AccueilMes livresAjouter des livres
Découvrir
LivresAuteursLecteursCritiquesCitationsListesQuizGroupesQuestionsPrix BabelioRencontresLe Carnet
>

Critique de CeluiQuiBaille


C'est une première Masse Critique Babelio pour moi ! J'ai eu le plaisir de recevoir La Dimension Heisenberg d'Eric Lysøe, sortit en janvier 2022 aux éditions le Chant du Cygne, allons-y pour la critique !

« Qui peut se targuer d'être vraiment libre ? » La phrase d'accroche de la quatrième de couverture a du cachet. Tout comme l'ambition affichée de l'auteur de nous livrer une uchronie SF sur fond de second guerre mondiale. Rajoutez à cela le fait que l'ouvrage que vous tenez entre les mains soit beau : une couverture sombre et mystérieuse avec des écritures au format paysage, une mise en page sympathique... Atypie et sobriété dans la présentation, Histoire, philosophie, SF... Que de promesses ! À la lecture du résumé, j'imaginais une histoire à cheval entre La Brigade Chimérique (Serge Lehman et co.) et L'Enjomineur (Pierre Bordage). Tout pour (me) plaire ! Et pourtant, quelle déception...

Nous avons donc entre les mains un récit inspiré de faits réel (la rencontre de Niels Bohr et Werner Heisenberg, la disparition d'Ettore Majorana et l'usine de Dora) mais raconté via le journal de Jakob.
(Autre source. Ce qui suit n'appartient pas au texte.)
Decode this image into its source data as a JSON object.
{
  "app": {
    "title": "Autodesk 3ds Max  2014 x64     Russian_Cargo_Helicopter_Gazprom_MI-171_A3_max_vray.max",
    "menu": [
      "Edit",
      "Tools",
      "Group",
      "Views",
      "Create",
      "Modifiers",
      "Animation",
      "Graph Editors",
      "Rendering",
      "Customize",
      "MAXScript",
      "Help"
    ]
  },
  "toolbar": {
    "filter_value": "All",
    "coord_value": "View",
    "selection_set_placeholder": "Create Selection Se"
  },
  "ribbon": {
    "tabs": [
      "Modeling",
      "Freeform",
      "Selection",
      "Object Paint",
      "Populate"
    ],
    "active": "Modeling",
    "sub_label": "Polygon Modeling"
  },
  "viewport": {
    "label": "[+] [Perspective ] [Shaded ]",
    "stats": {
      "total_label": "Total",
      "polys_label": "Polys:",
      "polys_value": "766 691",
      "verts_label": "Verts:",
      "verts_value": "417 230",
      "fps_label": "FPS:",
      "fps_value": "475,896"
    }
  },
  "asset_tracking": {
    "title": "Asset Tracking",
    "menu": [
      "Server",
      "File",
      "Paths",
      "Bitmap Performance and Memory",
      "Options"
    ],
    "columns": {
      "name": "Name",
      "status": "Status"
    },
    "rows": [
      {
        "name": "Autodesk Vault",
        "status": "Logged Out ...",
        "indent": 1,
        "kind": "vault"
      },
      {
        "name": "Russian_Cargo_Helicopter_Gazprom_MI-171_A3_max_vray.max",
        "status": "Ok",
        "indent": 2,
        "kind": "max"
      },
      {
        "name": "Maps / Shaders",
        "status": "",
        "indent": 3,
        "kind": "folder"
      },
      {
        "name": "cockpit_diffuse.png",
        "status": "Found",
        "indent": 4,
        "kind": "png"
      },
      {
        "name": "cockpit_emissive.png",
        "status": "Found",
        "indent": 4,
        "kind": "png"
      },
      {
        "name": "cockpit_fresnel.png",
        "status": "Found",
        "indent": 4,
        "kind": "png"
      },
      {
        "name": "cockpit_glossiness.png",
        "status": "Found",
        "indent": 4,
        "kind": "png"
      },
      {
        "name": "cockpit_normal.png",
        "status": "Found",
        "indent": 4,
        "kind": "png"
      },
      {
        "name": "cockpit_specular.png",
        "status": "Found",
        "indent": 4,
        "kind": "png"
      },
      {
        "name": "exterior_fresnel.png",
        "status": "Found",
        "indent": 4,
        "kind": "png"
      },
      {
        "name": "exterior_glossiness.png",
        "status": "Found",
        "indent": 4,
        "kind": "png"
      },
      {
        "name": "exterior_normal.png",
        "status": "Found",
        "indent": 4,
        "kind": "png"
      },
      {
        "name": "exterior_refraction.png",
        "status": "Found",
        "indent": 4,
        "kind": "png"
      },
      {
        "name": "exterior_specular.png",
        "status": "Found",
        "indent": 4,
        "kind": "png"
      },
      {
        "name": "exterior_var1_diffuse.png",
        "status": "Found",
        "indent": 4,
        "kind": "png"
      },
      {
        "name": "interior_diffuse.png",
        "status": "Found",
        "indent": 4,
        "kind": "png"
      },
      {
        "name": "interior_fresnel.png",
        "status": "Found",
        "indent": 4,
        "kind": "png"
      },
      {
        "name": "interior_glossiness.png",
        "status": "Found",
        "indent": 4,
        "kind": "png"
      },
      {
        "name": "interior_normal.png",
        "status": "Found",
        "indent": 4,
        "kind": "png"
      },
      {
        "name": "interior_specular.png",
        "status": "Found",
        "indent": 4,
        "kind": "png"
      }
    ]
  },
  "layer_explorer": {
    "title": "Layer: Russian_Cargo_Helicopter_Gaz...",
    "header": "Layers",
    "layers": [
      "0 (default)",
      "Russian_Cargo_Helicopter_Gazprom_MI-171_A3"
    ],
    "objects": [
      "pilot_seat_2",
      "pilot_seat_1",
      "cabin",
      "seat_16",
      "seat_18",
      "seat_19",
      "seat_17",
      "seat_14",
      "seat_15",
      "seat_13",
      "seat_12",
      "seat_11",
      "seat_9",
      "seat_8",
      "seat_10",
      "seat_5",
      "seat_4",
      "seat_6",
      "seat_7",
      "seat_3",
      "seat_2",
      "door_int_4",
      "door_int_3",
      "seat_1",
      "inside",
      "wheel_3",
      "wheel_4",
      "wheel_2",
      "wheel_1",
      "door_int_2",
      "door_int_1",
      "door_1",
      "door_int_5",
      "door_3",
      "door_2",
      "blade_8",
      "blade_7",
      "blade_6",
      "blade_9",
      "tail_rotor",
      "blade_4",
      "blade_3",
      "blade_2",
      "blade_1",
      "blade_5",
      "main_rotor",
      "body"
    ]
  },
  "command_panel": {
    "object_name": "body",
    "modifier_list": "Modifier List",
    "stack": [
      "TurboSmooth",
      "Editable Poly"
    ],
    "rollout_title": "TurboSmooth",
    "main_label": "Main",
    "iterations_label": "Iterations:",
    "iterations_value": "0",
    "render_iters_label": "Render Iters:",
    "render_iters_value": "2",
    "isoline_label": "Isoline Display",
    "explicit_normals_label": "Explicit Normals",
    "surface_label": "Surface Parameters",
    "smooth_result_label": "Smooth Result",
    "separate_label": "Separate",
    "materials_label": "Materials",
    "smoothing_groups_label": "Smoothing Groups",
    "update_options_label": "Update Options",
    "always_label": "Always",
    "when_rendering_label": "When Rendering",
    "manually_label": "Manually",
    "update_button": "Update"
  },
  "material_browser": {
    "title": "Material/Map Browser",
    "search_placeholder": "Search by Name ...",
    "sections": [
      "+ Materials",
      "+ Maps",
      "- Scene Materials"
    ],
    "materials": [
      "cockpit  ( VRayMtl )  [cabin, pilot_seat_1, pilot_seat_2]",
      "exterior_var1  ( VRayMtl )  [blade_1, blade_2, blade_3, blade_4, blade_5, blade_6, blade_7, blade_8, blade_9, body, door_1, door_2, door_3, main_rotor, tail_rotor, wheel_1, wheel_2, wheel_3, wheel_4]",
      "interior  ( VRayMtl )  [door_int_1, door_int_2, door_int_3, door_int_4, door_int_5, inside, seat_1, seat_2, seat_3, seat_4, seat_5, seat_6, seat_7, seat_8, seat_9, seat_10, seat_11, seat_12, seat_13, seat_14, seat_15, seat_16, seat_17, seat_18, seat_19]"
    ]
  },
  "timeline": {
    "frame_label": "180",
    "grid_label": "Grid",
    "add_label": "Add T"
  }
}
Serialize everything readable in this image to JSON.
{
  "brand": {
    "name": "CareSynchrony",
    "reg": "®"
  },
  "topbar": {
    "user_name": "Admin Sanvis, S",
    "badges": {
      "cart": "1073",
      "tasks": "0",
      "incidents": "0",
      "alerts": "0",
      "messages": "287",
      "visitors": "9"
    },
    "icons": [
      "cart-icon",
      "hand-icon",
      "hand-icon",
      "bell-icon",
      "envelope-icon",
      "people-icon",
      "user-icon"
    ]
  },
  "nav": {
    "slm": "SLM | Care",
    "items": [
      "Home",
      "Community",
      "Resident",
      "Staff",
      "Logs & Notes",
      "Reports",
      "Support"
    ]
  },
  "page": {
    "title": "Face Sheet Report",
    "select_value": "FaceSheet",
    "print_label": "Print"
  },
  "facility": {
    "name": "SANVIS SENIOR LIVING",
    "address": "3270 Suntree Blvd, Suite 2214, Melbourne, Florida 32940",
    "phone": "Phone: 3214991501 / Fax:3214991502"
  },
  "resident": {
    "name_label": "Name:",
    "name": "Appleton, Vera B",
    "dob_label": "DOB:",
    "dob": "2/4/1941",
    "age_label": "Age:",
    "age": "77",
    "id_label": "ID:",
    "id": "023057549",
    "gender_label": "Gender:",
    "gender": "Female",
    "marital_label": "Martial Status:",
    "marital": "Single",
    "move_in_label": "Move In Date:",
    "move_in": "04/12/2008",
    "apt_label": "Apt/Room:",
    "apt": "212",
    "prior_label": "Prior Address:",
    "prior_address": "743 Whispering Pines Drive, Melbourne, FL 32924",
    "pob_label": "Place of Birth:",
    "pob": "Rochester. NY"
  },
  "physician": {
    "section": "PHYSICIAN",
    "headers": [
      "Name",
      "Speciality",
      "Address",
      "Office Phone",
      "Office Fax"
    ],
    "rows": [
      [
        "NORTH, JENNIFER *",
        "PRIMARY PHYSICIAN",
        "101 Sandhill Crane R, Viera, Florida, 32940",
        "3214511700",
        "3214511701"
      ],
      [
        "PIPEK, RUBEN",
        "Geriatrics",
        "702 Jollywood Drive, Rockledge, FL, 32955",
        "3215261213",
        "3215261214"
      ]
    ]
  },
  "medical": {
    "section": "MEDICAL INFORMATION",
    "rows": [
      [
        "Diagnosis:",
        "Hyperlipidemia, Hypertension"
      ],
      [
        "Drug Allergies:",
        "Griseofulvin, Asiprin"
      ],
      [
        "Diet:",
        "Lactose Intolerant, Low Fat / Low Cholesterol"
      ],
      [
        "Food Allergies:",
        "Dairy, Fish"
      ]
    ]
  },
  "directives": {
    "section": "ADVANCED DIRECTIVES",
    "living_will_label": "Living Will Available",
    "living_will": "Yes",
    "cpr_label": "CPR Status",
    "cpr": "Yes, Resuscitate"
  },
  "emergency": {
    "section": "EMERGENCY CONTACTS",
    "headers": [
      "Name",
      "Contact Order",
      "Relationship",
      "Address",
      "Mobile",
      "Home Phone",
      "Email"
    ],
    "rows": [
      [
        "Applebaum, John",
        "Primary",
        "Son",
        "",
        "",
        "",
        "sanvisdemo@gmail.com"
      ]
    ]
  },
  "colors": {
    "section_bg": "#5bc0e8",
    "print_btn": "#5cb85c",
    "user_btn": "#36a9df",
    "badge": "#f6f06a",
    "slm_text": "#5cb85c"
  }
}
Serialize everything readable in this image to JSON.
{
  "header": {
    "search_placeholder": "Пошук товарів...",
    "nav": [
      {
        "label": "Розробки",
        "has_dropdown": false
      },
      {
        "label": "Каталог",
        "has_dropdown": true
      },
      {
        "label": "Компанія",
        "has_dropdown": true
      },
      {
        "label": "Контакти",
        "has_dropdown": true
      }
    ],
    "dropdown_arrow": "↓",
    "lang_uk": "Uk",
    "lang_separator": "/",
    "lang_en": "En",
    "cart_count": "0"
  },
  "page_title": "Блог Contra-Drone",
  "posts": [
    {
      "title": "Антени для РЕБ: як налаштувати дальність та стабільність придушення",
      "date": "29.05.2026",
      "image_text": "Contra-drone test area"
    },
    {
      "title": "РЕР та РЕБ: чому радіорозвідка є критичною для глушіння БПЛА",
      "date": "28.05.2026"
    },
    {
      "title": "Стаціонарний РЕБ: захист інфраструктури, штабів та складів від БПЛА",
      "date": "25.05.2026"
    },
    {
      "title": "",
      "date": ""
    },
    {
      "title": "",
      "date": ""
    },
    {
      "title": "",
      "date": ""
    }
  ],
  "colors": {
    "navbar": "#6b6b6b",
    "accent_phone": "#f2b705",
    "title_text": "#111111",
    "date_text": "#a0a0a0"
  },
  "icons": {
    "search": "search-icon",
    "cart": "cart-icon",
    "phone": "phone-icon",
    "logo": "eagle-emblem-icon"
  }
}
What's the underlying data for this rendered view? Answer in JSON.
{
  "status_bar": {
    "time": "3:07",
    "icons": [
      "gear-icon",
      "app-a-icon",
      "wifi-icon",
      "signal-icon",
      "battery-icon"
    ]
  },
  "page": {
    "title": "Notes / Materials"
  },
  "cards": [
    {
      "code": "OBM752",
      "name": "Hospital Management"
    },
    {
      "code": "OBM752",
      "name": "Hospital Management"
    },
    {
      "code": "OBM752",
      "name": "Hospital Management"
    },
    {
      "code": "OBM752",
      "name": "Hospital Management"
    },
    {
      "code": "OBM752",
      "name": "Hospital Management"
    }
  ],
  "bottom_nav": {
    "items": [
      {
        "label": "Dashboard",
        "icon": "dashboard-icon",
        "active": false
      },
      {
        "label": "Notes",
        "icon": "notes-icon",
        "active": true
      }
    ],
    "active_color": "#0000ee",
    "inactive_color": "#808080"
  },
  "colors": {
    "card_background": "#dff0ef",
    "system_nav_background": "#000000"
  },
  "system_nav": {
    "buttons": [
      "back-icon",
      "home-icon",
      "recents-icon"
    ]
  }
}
Ce monsieur, un majordome danois au service de Niels Bohr, a consigné tout ce qui lui est arrivé depuis la rencontre de son maître avec Heisenberg. Dans le but de conquérir la jolie Carlotta, notre narrateur va se retrouver à faire un saut dans une autre dimension dont l'entrée leur a été montrée par Heisenberg. Cette dernière est occupée par les nazis afin de réaliser un prototype de la société du IIIe Reich. Fort heureusement, lors de son passage, Jakob a pu investir la peau d'un chercheur allemand et va donc pouvoir espérer mener à bien les missions dont il s'est lui-même investit : retrouver le fiancé de Carlotta pour le renvoyer auprès d'elle et sauver les innocents de la base.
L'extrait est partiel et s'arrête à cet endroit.